Introduction to RAID : RAID Components and Features : Fault Tolerance

Fault Tolerance

Fault tolerance is the capability of the subsystem to undergo a drive failure or failures without compromising data integrity, and processing capability. The Nytro MegaRAID controller provides this support through redundant drive groups in RAID 1, RAID 5, RAID 6, RAID 10, RAID 50, RAID 0, and RAID 60 levels. The system can still work properly even with drive failure in a drive group, though performance can be degraded to some extent.

In a span of RAID 1 drive groups, each RAID 1 drive group has two drives and can tolerate one drive failure. RAID 1 drive groups can contain up to 32 drives and tolerate up to 16 drive failures, one in each drive group.
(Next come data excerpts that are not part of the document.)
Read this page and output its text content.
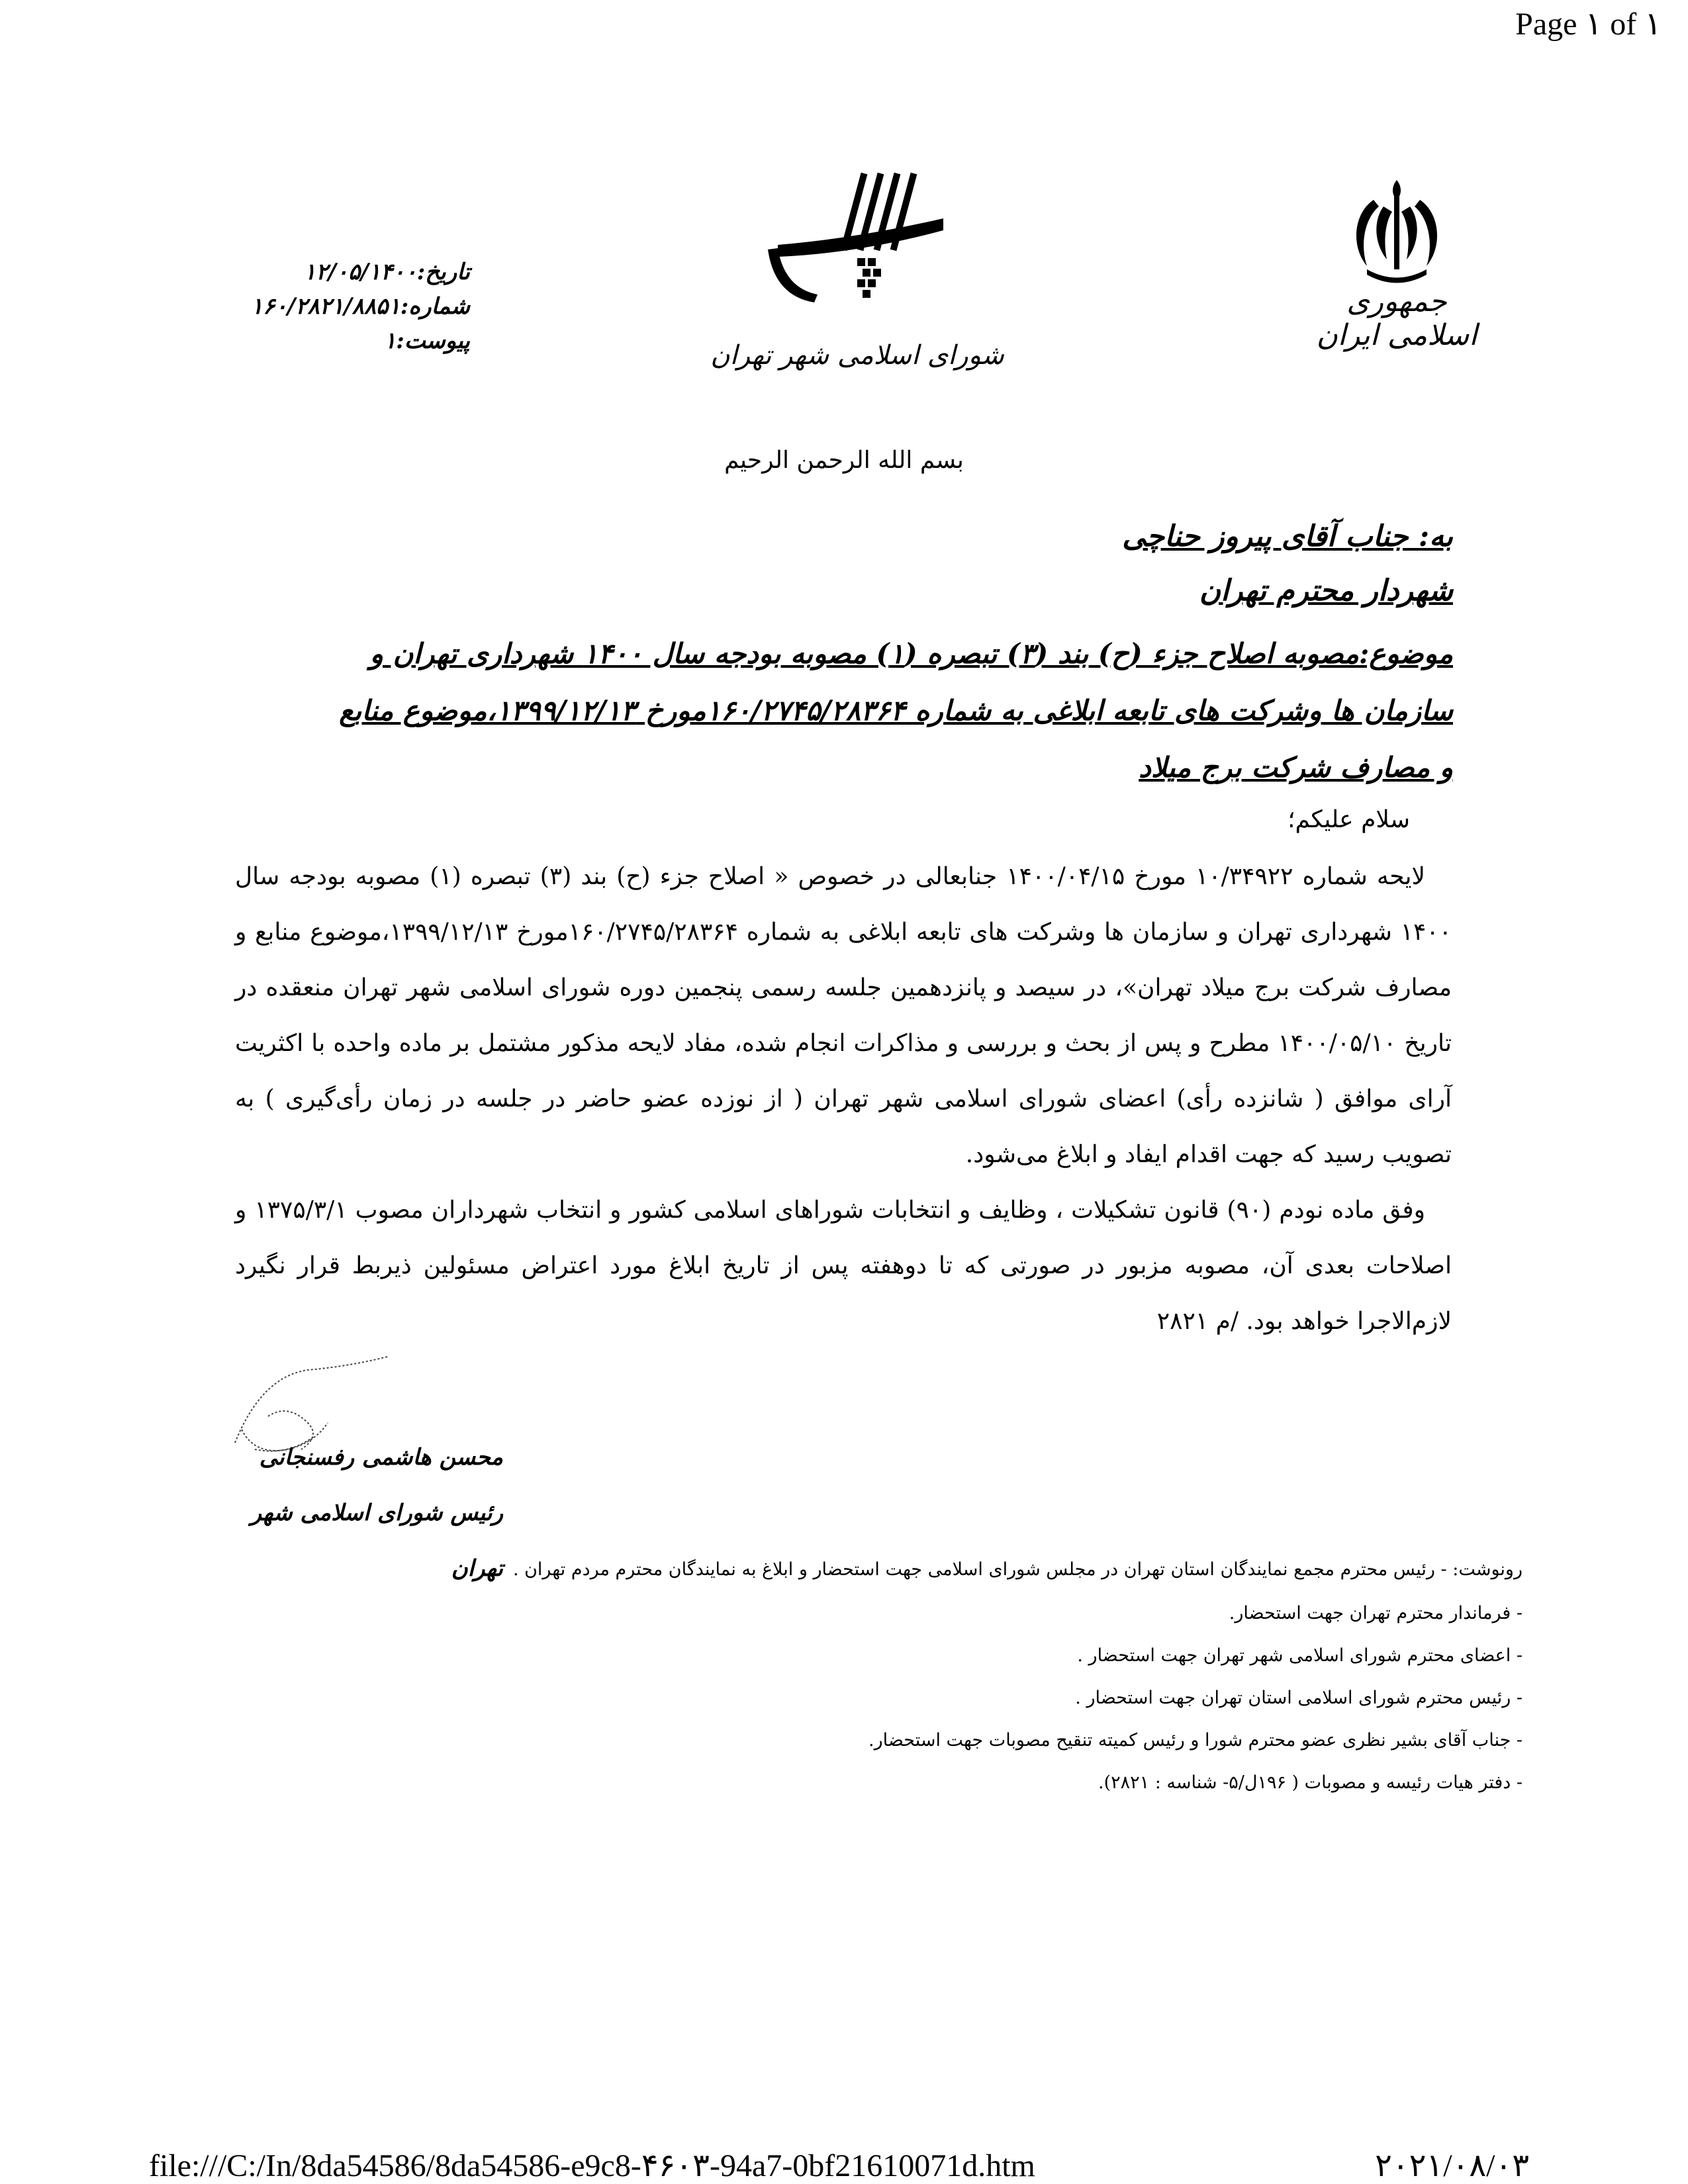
Page ۱ of ۱
جمهوری اسلامی ایران
شورای اسلامی شهر تهران
تاریخ:۱۲/۰۵/۱۴۰۰
شماره:۱۶۰/۲۸۲۱/۸۸۵۱
پیوست:۱
بسم الله الرحمن الرحیم
به: جناب آقای پیروز حناچی
شهردار محترم تهران
موضوع:مصوبه اصلاح جزء (ح) بند (۳) تبصره (۱) مصوبه بودجه سال ۱۴۰۰ شهرداری تهران و سازمان ها وشرکت های تابعه ابلاغی به شماره ۱۶۰/۲۷۴۵/۲۸۳۶۴مورخ ۱۳۹۹/۱۲/۱۳،موضوع منابع و مصارف شرکت برج میلاد
سلام علیکم؛

لایحه شماره ۱۰/۳۴۹۲۲ مورخ ۱۴۰۰/۰۴/۱۵ جنابعالی در خصوص « اصلاح جزء (ح) بند (۳) تبصره (۱) مصوبه بودجه سال ۱۴۰۰ شهرداری تهران و سازمان ها وشرکت های تابعه ابلاغی به شماره ۱۶۰/۲۷۴۵/۲۸۳۶۴مورخ ۱۳۹۹/۱۲/۱۳،موضوع منابع و مصارف شرکت برج میلاد تهران»، در سیصد و پانزدهمین جلسه رسمی پنجمین دوره شورای اسلامی شهر تهران منعقده در تاریخ ۱۴۰۰/۰۵/۱۰ مطرح و پس از بحث و بررسی و مذاکرات انجام شده، مفاد لایحه مذکور مشتمل بر ماده واحده با اکثریت آرای موافق ( شانزده رأی) اعضای شورای اسلامی شهر تهران ( از نوزده عضو حاضر در جلسه در زمان رأی‌گیری ) به تصویب رسید که جهت اقدام ایفاد و ابلاغ می‌شود.

وفق ماده نودم (۹۰) قانون تشکیلات ، وظایف و انتخابات شوراهای اسلامی کشور و انتخاب شهرداران مصوب ۱۳۷۵/۳/۱ و اصلاحات بعدی آن، مصوبه مزبور در صورتی که تا دوهفته پس از تاریخ ابلاغ مورد اعتراض مسئولین ذیربط قرار نگیرد لازم‌الاجرا خواهد بود. /م ۲۸۲۱

محسن هاشمی رفسنجانی
رئیس شورای اسلامی شهر تهران رونوشت: - رئیس محترم مجمع نمایندگان استان تهران در مجلس شورای اسلامی جهت استحضار و ابلاغ به نمایندگان محترم مردم تهران .
- فرماندار محترم تهران جهت استحضار.
- اعضای محترم شورای اسلامی شهر تهران جهت استحضار .
- رئیس محترم شورای اسلامی استان تهران جهت استحضار .
- جناب آقای بشیر نظری عضو محترم شورا و رئیس کمیته تنقیح مصوبات جهت استحضار.
- دفتر هیات رئیسه و مصوبات ( ۱۹۶ل/۵- شناسه : ۲۸۲۱).
file:///C:/In/8da54586/8da54586-e9c8-۴۶۰۳-94a7-0bf21610071d.htm	۲۰۲۱/۰۸/۰۳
A RAID 5 drive group can tolerate one drive failure in each RAID 5 drive group. A RAID 6 drive group can tolerate up to two drive failures in each RAID 6 drive group.
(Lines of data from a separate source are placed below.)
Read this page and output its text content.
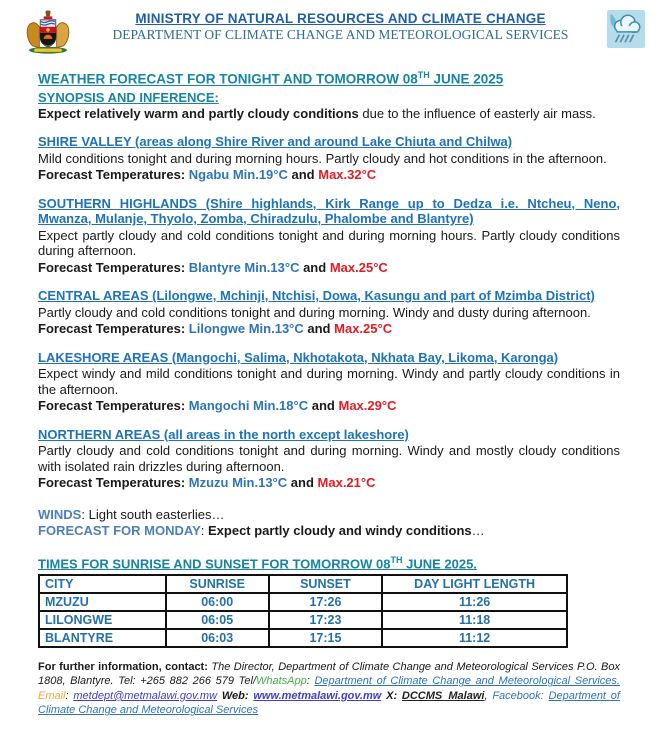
MINISTRY OF NATURAL RESOURCES AND CLIMATE CHANGE
DEPARTMENT OF CLIMATE CHANGE AND METEOROLOGICAL SERVICES
WEATHER FORECAST FOR TONIGHT AND TOMORROW 08TH JUNE 2025
SYNOPSIS AND INFERENCE:

Expect relatively warm and partly cloudy conditions due to the influence of easterly air mass.

SHIRE VALLEY (areas along Shire River and around Lake Chiuta and Chilwa)

Mild conditions tonight and during morning hours. Partly cloudy and hot conditions in the afternoon.

Forecast Temperatures: Ngabu Min.19°C and Max.32°C

SOUTHERN HIGHLANDS (Shire highlands, Kirk Range up to Dedza i.e. Ntcheu, Neno, Mwanza, Mulanje, Thyolo, Zomba, Chiradzulu, Phalombe and Blantyre)

Expect partly cloudy and cold conditions tonight and during morning hours. Partly cloudy conditions during afternoon.

Forecast Temperatures: Blantyre Min.13°C and Max.25°C

CENTRAL AREAS (Lilongwe, Mchinji, Ntchisi, Dowa, Kasungu and part of Mzimba District)

Partly cloudy and cold conditions tonight and during morning. Windy and dusty during afternoon.

Forecast Temperatures: Lilongwe Min.13°C and Max.25°C

LAKESHORE AREAS (Mangochi, Salima, Nkhotakota, Nkhata Bay, Likoma, Karonga)

Expect windy and mild conditions tonight and during morning. Windy and partly cloudy conditions in the afternoon.

Forecast Temperatures: Mangochi Min.18°C and Max.29°C

NORTHERN AREAS (all areas in the north except lakeshore)

Partly cloudy and cold conditions tonight and during morning. Windy and mostly cloudy conditions with isolated rain drizzles during afternoon.

Forecast Temperatures: Mzuzu Min.13°C and Max.21°C

WINDS: Light south easterlies…

FORECAST FOR MONDAY: Expect partly cloudy and windy conditions…

TIMES FOR SUNRISE AND SUNSET FOR TOMORROW 08TH JUNE 2025.
CITY	SUNRISE	SUNSET	DAY LIGHT LENGTH
MZUZU	06:00	17:26	11:26
LILONGWE	06:05	17:23	11:18
BLANTYRE	06:03	17:15	11:12

For further information, contact: The Director, Department of Climate Change and Meteorological Services P.O. Box 1808, Blantyre. Tel: +265 882 266 579 Tel/WhatsApp: Department of Climate Change and Meteorological Services. Email: metdept@metmalawi.gov.mw Web: www.metmalawi.gov.mw X: DCCMS_Malawi, Facebook: Department of Climate Change and Meteorological Services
Each spanned RAID 10 virtual drive can tolerate multiple drive failures, until each failure is in a separate drive group. A RAID 50 virtual drive can tolerate two drive failures, as long as each failure is in a separate drive group. RAID 60 drive groups can tolerate up to two drive failures in each drive group.

*NOTE  RAID level 0 is not fault tolerant. If a drive in a RAID 0 drive group fails, the entire virtual drive (all drives associated with the virtual drive) fails.

Fault tolerance is often associated with system availability because it allows the system to be available during the failures. However, fault tolerance means that it is also important for the system to be available during the repair of the problem.

A hot spare is an unused drive that, in case of a disk failure in a redundant RAID drive group, can rebuild the data and re-establish redundancy. After the hot spare is automatically moved into the RAID drive group, the data is automatically rebuilt on the hot spare drive. The RAID drive group continues to handle requests while the rebuild occurs.

The auto-rebuild feature lets a failed drive be replaced and the data automatically rebuilt by hot-swapping the drive in the same drive bay. The RAID drive group continues to handle requests while the rebuild occurs.